Clin Res Cardiol (2023). https://doi.org/10.1007/s00392-023-02302-4

Cardiovascular complications and outcomes in patients undergoing chimeric antigen receptor T-cell therapy
C. Richard1, H. Seoudy2, M.-E. Spehlmann2, F. Stölzel3, C. Pott3, D. Frank1, C. Baldus3, O. J. Müller1
1Innere Medizin III (Kardiologie, Angiologie, Intensivmedizin), Universitätsklinikum Schleswig-Holstein, Kiel; 2Klinik für Innere Medizin III, Schwerpunkt Kardiologie und Angiologie, Universitätsklinikum Schleswig-Holstein, Kiel; 3Klinik für Innere Medizin II - Hämatologie und Onkologie, Universitätsklinikum Schleswig-Holstein, Kiel;

Background: Chimeric antigen receptor (CAR) T-cell therapy has evolved as a viable treatment option for selected patients with advanced B-cell lymphomas and leukemias. However, the use of CAR T-cells may be limited by severe toxicities and organ dysfunction. While the cytokine release syndrome, a systemic inflammatory response, is a well-recognized complication, data on cardiovascular toxicity in the context of CAR T-cell therapy are still scarce. The objective of this analysis was to investigate the cardiovascular complications and outcomes in patients undergoing CAR T-cell treatment in a single-center study.

Methods: A total of 62 patients receiving CAR T-cell therapy were enrolled in an observational database. Clinical data including cardiovascular biomarkers were obtained. Cancer therapy-related cardiovascular toxicity (CTR-CVT) was defined as a composite of new cancer therapy-related cardiac dysfunction (CRTCD), arrhythmia, cardiogenic shock, myocardial infarction and cardiovascular death.

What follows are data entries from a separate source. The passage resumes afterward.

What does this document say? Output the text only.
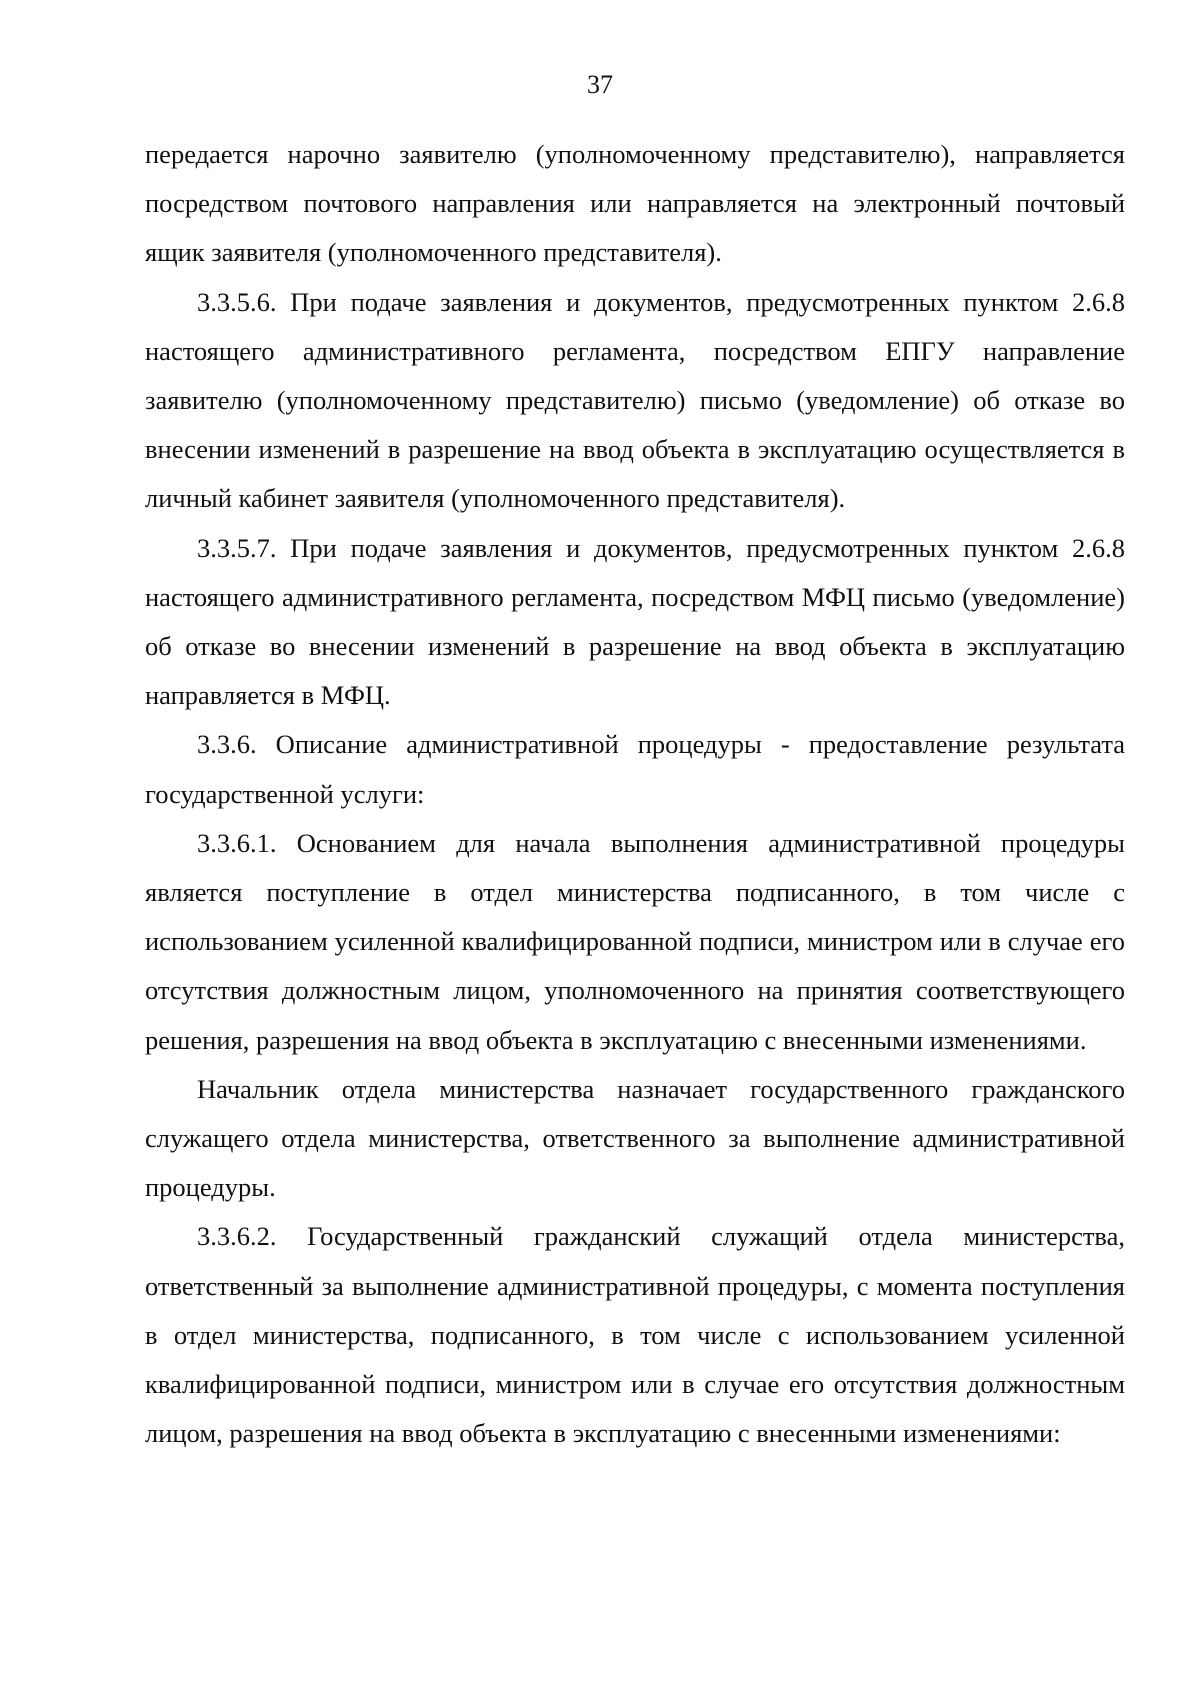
37

передается нарочно заявителю (уполномоченному представителю), направляется посредством почтового направления или направляется на электронный почтовый ящик заявителя (уполномоченного представителя).

3.3.5.6. При подаче заявления и документов, предусмотренных пунктом 2.6.8 настоящего административного регламента, посредством ЕПГУ направление заявителю (уполномоченному представителю) письмо (уведомление) об отказе во внесении изменений в разрешение на ввод объекта в эксплуатацию осуществляется в личный кабинет заявителя (уполномоченного представителя).

3.3.5.7. При подаче заявления и документов, предусмотренных пунктом 2.6.8 настоящего административного регламента, посредством МФЦ письмо (уведомление) об отказе во внесении изменений в разрешение на ввод объекта в эксплуатацию направляется в МФЦ.

3.3.6. Описание административной процедуры - предоставление результата государственной услуги:

3.3.6.1. Основанием для начала выполнения административной процедуры является поступление в отдел министерства подписанного, в том числе с использованием усиленной квалифицированной подписи, министром или в случае его отсутствия должностным лицом, уполномоченного на принятия соответствующего решения, разрешения на ввод объекта в эксплуатацию с внесенными изменениями.

Начальник отдела министерства назначает государственного гражданского служащего отдела министерства, ответственного за выполнение административной процедуры.

3.3.6.2. Государственный гражданский служащий отдела министерства, ответственный за выполнение административной процедуры, с момента поступления в отдел министерства, подписанного, в том числе с использованием усиленной квалифицированной подписи, министром или в случае его отсутствия должностным лицом, разрешения на ввод объекта в эксплуатацию с внесенными изменениями:
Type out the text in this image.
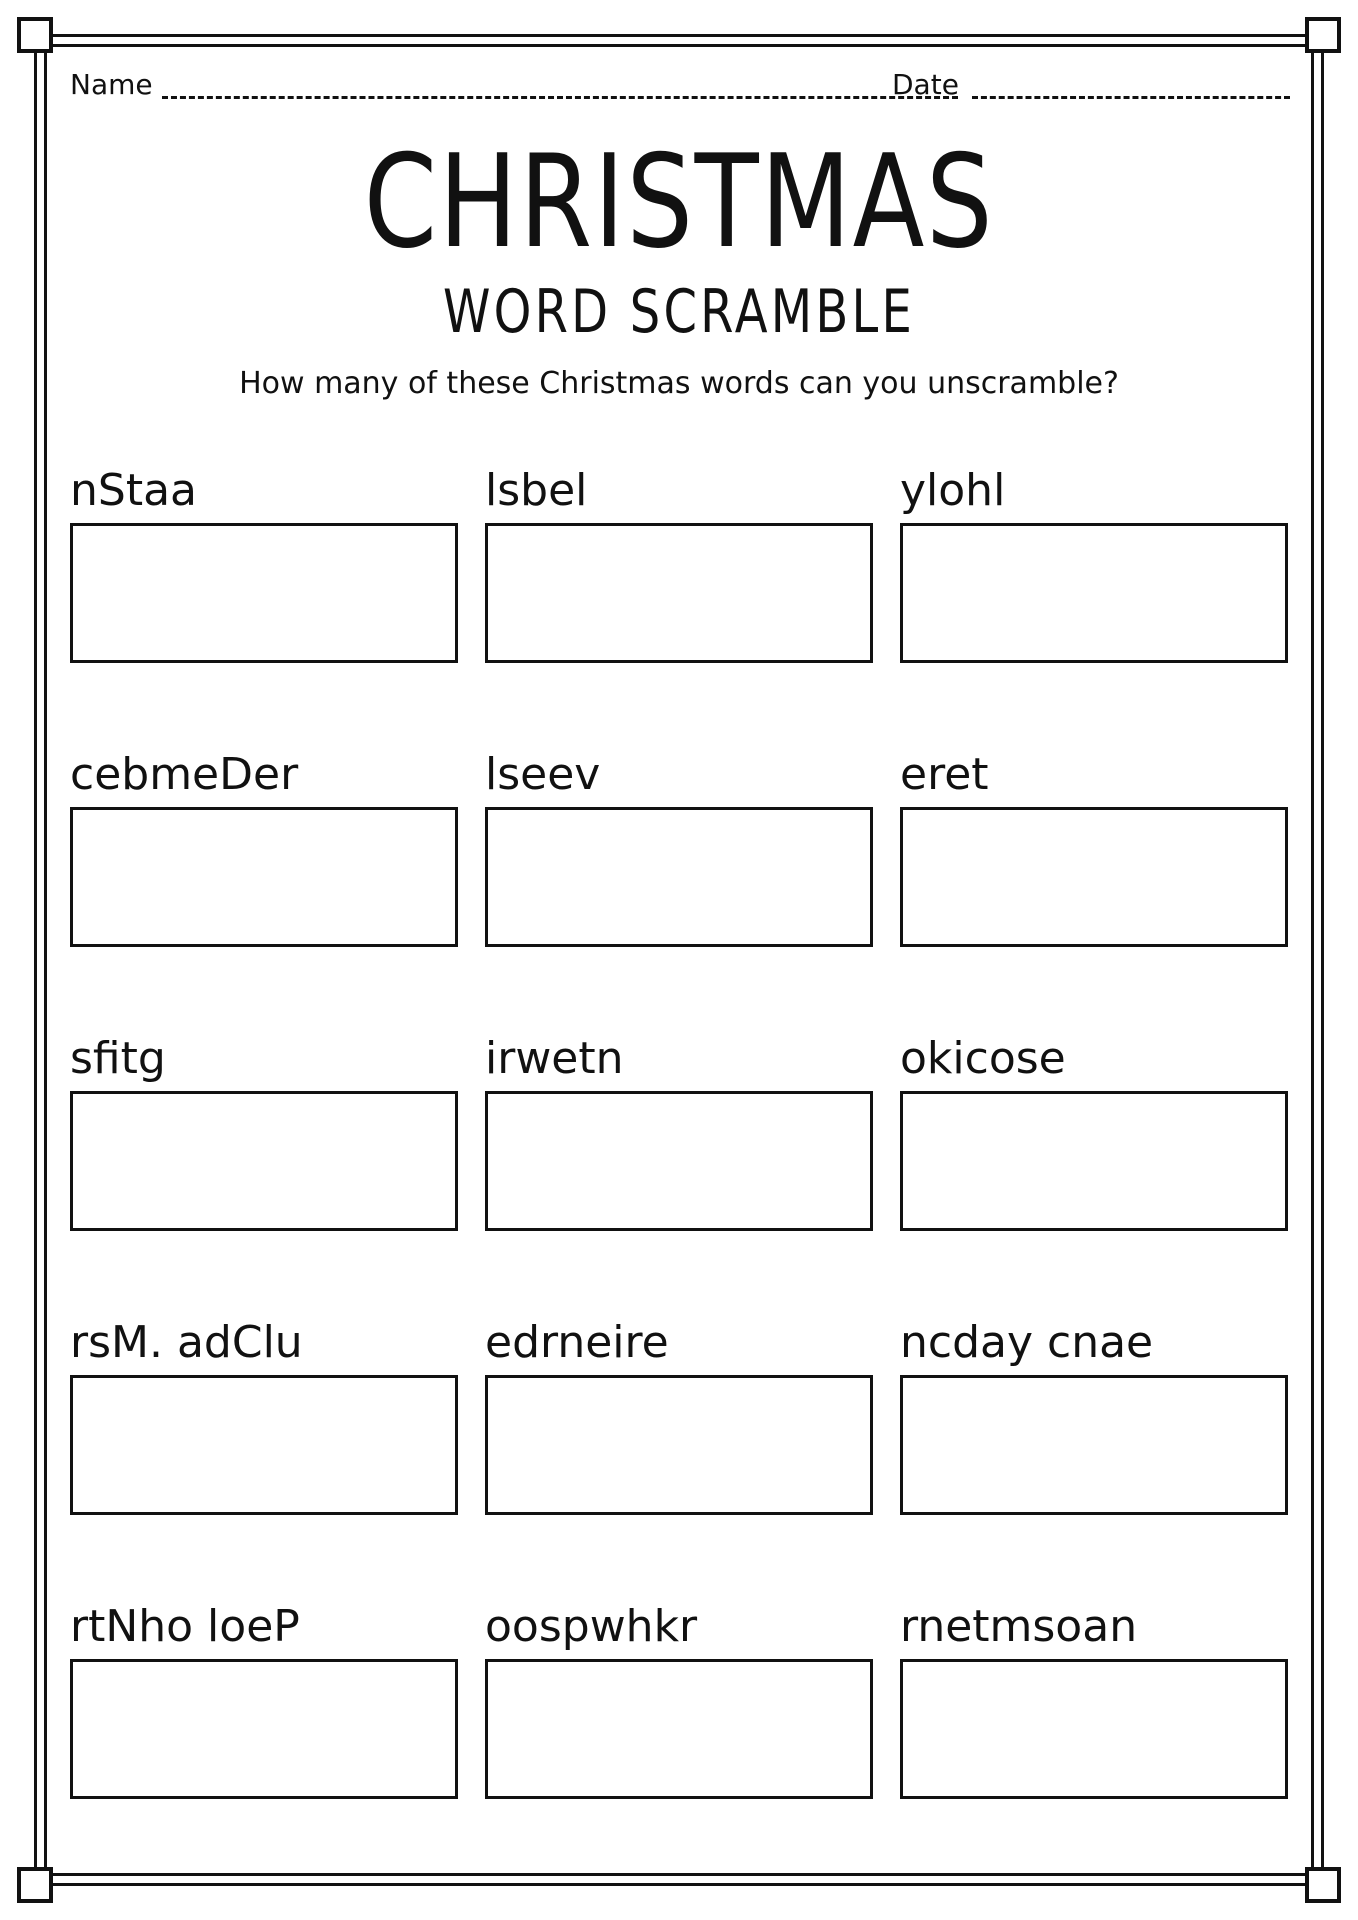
Name	Date
CHRISTMAS
WORD SCRAMBLE
How many of these Christmas words can you unscramble?
nStaa	lsbel	ylohl
cebmeDer	lseev	eret
sfitg	irwetn	okicose
rsM. adClu	edrneire	ncday cnae
rtNho loeP	oospwhkr	rnetmsoan
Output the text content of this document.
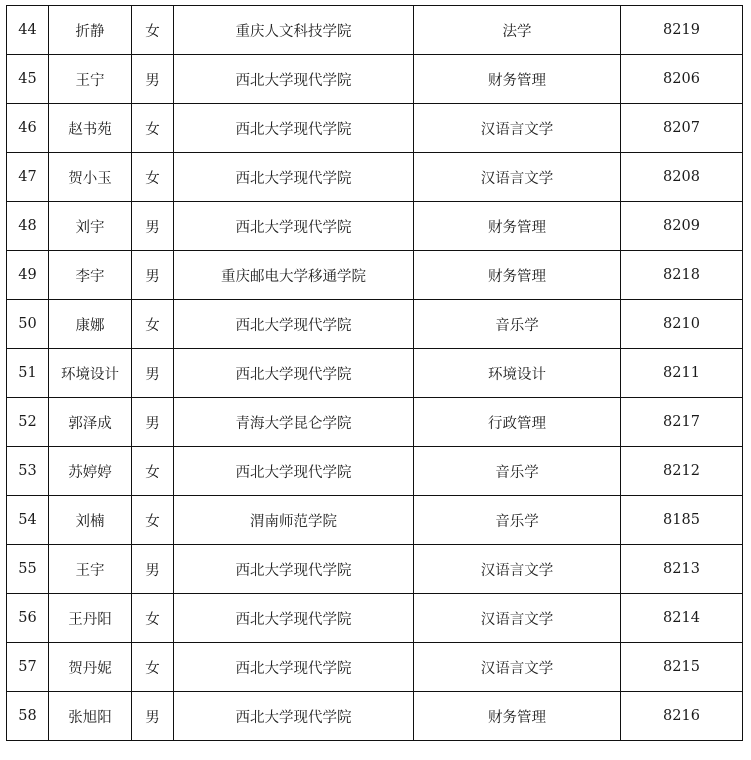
44	折静	女	重庆人文科技学院	法学	8219
45	王宁	男	西北大学现代学院	财务管理	8206
46	赵书苑	女	西北大学现代学院	汉语言文学	8207
47	贺小玉	女	西北大学现代学院	汉语言文学	8208
48	刘宇	男	西北大学现代学院	财务管理	8209
49	李宇	男	重庆邮电大学移通学院	财务管理	8218
50	康娜	女	西北大学现代学院	音乐学	8210
51	环境设计	男	西北大学现代学院	环境设计	8211
52	郭泽成	男	青海大学昆仑学院	行政管理	8217
53	苏婷婷	女	西北大学现代学院	音乐学	8212
54	刘楠	女	渭南师范学院	音乐学	8185
55	王宇	男	西北大学现代学院	汉语言文学	8213
56	王丹阳	女	西北大学现代学院	汉语言文学	8214
57	贺丹妮	女	西北大学现代学院	汉语言文学	8215
58	张旭阳	男	西北大学现代学院	财务管理	8216
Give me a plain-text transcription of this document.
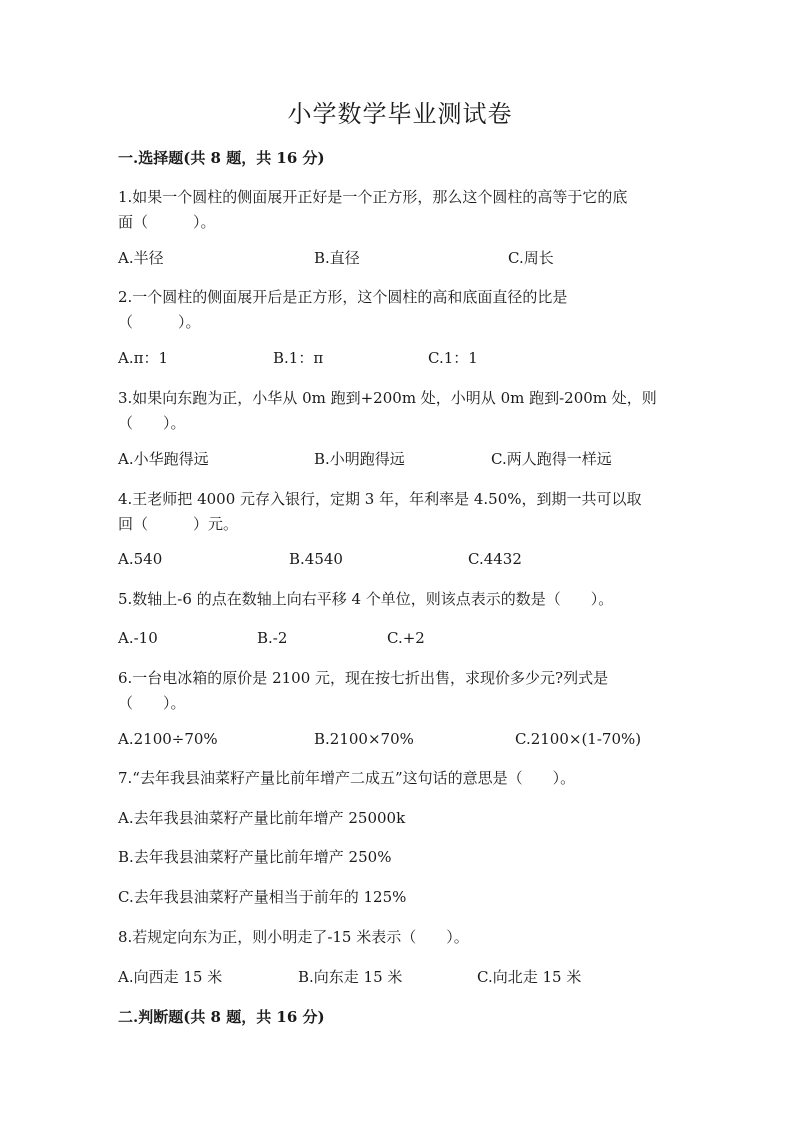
小学数学毕业测试卷
一.选择题(共 8 题，共 16 分)
1.如果一个圆柱的侧面展开正好是一个正方形，那么这个圆柱的高等于它的底
面（　　　）。
A.半径	B.直径	C.周长
2.一个圆柱的侧面展开后是正方形，这个圆柱的高和底面直径的比是
（　　　）。
A.π：1	B.1：π	C.1：1
3.如果向东跑为正，小华从 0m 跑到+200m 处，小明从 0m 跑到-200m 处，则
（　　）。
A.小华跑得远	B.小明跑得远	C.两人跑得一样远
4.王老师把 4000 元存入银行，定期 3 年，年利率是 4.50%，到期一共可以取
回（　　　）元。
A.540	B.4540	C.4432
5.数轴上-6 的点在数轴上向右平移 4 个单位，则该点表示的数是（　　）。
A.-10	B.-2	C.+2
6.一台电冰箱的原价是 2100 元，现在按七折出售，求现价多少元?列式是
（　　）。
A.2100÷70%	B.2100×70%	C.2100×(1-70%)
7.“去年我县油菜籽产量比前年增产二成五”这句话的意思是（　　）。
A.去年我县油菜籽产量比前年增产 25000k
B.去年我县油菜籽产量比前年增产 250%
C.去年我县油菜籽产量相当于前年的 125%
8.若规定向东为正，则小明走了-15 米表示（　　）。
A.向西走 15 米	B.向东走 15 米	C.向北走 15 米
二.判断题(共 8 题，共 16 分)
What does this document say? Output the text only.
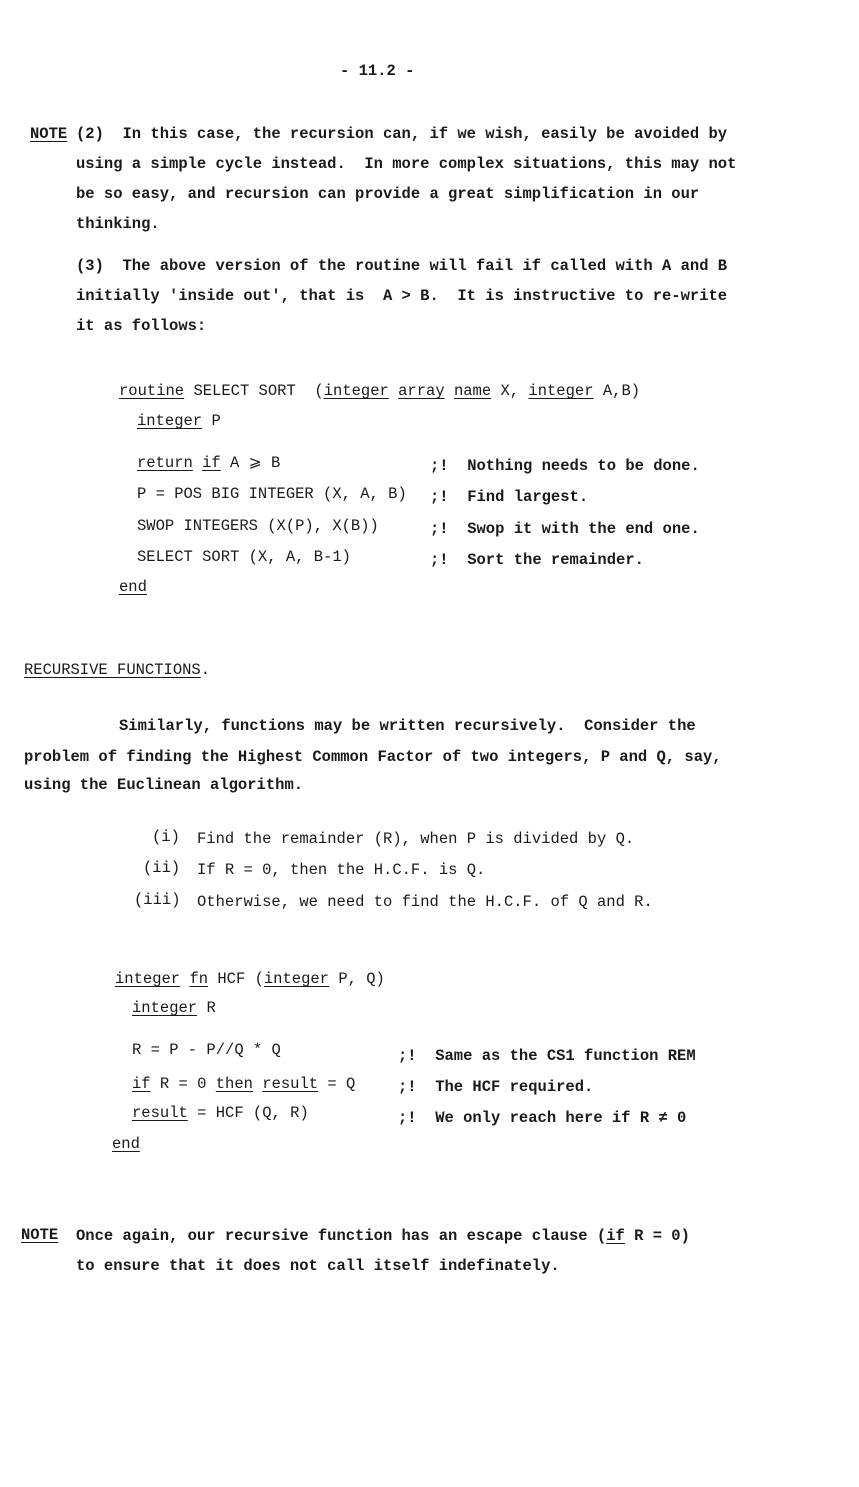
- 11.2 -
NOTE (2)  In this case, the recursion can, if we wish, easily be avoided by
using a simple cycle instead.  In more complex situations, this may not
be so easy, and recursion can provide a great simplification in our
thinking.
(3)  The above version of the routine will fail if called with A and B
initially 'inside out', that is  A > B.  It is instructive to re-write
it as follows:
routine SELECT SORT (integer array name X, integer A,B)
integer P
return if A ⩾ B	;!  Nothing needs to be done.
P = POS BIG INTEGER (X, A, B) ;!  Find largest.
SWOP INTEGERS (X(P), X(B))	;!  Swop it with the end one.
SELECT SORT (X, A, B-1)	;!  Sort the remainder.
end
RECURSIVE FUNCTIONS.
Similarly, functions may be written recursively.  Consider the
problem of finding the Highest Common Factor of two integers, P and Q, say,
using the Euclinean algorithm.
(i) Find the remainder (R), when P is divided by Q.
(ii) If R = 0, then the H.C.F. is Q.
(iii) Otherwise, we need to find the H.C.F. of Q and R.
integer fn HCF (integer P, Q)
integer R
R = P - P//Q * Q	;!  Same as the CS1 function REM
if R = 0 then result = Q	;!  The HCF required.
result = HCF (Q, R)	;!  We only reach here if R ≠ 0
end
NOTE Once again, our recursive function has an escape clause (if R = 0)
to ensure that it does not call itself indefinately.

Median follow-up was 305 days.

Results: CTR-CVT occurred in 58.1% of all patients and was predominantly caused by mild-moderate forms of CTRCD (54.8%) and new-onset of atrial fibrillation (14.5%). Severe CTRCD was observed in two patients (3.2%). No cases of myocardial infarction, cardiogenic shock or cardiovascular death were noted. Patients with CTR-CVT were significantly older (median 67.7 years vs. 57.9 years, p=0.012) and had higher baseline levels of NT-proBNP (median 314 pg/ml vs. 72 pg/ml, p=0.003), high-sensitivity Troponin T (median 18 pg/ml vs. 10 pg/ml, p=0.005) and C-reactive protein (median 28 mg/l vs. 7 mg/l, p=0.001) compared to patients without CTR-CVT. Receiver operating characteristic curve analysis showed a good degree of separability for baseline NT-proBNP (0.73, 95% CI 0.59-0.86, p=0.003), high-sensitivity Troponin T (AUC 0.72, 95% CI 0.58-0.86, p=0.006) and C-reactive protein (0.74, 95% CI 0.60-0.87, p=0.002) regarding CTR-CVT. After a median follow-up of 305 days, CTR-CVT was not significantly associated with all-cause mortality (p = 0.823, log-rank test).

Conclusions: CTR-CVT including new-onset arrhythmia, is a frequent complication during CAR T-cell therapy. Baseline biomarkers such as NT-proBNP, high-sensitivity Troponin T and C-reactive protein may be useful for improved cardiovascular risk stratification. Future studies are needed to optimize treatment algorithms and to investigate the long-term prognostic implications of CTR-CVT in CAR T-cell therapy recipients.